Vivir con el color “equivocado”

No voy a enlazar el vídeo (cualquiera puede buscarlo por el contrario si lo desea) porque llevo desde ayer intentando luchar en mi cabeza con las sensaciones al ver retransmitido el asesinato de George Floyd. Un asesinato que duró minutos. Cometido por un policía.

No voy a entrar siquiera en el motivo de la detención ni si justificaba que fuera esposado, porque absolutamente nada justifica lo que es simple y llanamente un asesinato de una persona indefensa.

El asesinato de una persona que se encuentra en el suelo bocabajo, esposada, incapaz de ofrecer resistencia, con cuatro policías a su alrededor, con uno de ellos con la rodilla contra su nuca, oprimiendo su cuello.

Mientras los minutos pasan se puede ver a Floyd suplicando, exclamando que le duele, diciendo que le van a matar, repitiendo una y otra vez que no puede respirar, mientras intenta mover la cabeza y boquea, cada vez con menos fuerza, cada vez con menos voz, hasta que deja de hacerlo. Hasta que sus ojos se cierran.
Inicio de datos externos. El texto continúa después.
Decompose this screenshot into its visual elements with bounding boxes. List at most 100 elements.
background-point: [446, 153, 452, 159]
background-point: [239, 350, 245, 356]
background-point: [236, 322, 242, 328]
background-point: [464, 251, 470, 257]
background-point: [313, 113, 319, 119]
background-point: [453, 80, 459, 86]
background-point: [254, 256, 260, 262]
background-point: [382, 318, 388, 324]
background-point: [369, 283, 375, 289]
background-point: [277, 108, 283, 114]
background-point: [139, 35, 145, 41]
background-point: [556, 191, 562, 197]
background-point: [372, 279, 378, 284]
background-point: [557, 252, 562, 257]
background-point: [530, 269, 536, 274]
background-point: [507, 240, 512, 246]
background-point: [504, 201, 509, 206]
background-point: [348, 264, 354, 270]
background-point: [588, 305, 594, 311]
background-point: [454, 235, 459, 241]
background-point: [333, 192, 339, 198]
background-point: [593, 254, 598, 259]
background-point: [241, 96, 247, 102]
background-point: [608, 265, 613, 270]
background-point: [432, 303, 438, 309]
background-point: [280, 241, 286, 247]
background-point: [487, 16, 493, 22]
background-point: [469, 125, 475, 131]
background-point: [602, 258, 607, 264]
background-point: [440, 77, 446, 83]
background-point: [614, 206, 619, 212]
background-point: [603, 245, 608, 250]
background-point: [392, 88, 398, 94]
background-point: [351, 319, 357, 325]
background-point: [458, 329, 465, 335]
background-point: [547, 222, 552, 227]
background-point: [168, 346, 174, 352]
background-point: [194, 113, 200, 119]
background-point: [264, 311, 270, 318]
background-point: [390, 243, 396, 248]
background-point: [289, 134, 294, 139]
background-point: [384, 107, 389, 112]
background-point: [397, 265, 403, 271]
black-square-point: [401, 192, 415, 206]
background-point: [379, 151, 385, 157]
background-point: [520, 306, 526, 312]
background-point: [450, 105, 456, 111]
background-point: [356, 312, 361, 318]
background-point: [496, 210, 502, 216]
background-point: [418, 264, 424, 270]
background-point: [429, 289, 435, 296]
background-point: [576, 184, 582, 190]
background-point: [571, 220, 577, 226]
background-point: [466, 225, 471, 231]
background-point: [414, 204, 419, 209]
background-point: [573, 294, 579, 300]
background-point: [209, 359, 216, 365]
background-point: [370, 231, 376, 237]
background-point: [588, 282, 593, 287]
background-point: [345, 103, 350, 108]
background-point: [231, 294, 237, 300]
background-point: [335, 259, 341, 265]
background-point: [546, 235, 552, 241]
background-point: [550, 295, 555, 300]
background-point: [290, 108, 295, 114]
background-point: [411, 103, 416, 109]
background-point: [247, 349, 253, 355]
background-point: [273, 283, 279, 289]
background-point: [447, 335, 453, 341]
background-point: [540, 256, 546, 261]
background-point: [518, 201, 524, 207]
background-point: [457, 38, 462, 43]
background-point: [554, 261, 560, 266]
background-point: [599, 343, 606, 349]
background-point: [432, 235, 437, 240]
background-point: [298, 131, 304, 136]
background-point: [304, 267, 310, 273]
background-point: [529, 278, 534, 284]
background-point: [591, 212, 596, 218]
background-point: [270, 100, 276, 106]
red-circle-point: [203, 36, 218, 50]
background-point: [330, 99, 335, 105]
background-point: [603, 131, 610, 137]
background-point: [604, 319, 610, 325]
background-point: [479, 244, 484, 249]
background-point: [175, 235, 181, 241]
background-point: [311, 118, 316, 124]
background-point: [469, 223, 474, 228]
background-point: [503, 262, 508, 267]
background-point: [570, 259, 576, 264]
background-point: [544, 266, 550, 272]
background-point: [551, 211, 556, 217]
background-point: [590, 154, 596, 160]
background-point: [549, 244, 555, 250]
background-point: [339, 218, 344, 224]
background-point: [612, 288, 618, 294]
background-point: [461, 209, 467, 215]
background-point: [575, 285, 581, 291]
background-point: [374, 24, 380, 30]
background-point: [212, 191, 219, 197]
Pero el policía sigue apretando con su rodilla, incluso cuando Floyd lleva un rato sin moverse.

La gente que observa la escena increpa a los policías e incluso reclaman repetidas veces que al menos le tomen el pulso... Pero la rodilla sigue contra su cuello.

No voy a valorar tampoco si Floyd era mejor o peor persona, eso lo saben quienes le conocían, pero ningún ser humano que quiera ser considerado como tal puede justificar lo que se ve en ese vídeo.

En un país donde el color de la piel aumenta las posibilidades de terminar muerto por un “error” policial y hay infinidad de casos porque “se parecía a un sospechoso”, “parecía que iba armado”, “le pidieron que se detuviera pero no hizo caso (iba con auriculares)” y excusas como “es que nos jugamos la vida” o “pues si un día te pasa algo no llames a la policía”, ver como alguien puede usar un uniforme para asesinar a un ser humano indefenso y que no supone una amenaza, a plena vista, es terrorífico.

Alguno dirá que no le importa, que no tiene que ver con nosotros, que no nos afecta, pero no solo es que el movimiento “Black Lives Matter” no se limita a EEUU o que en España mismo se haya denunciado más de una vez las identificaciones respondiendo a perfiles raciales; es que el gesto de protesta en eventos de quienes ponen una rodilla en el suelo durante el himno ha recibido como respuesta para desacreditarlo la acusación de ser un insulto a la bandera, al himno, al país; y presiones y señalamientos para que la jauría “patriótica” se eche encima de quien lo hace considerándole un traidor.

Y esa estrategia suena demasiado aunque alguno se revuelva negando la comparación incómodo o crea que es simplista; porque que haya quien enarbola proteger el orgullo de trapos y fanfarrias por encima de los derechos de los seres humanos, que esgrima como cualidad ser un “patriota/americano/español de bien”, no es algo que precisamente nos quede tan lejos como para no tener en cuenta hacia donde nos dirigimos.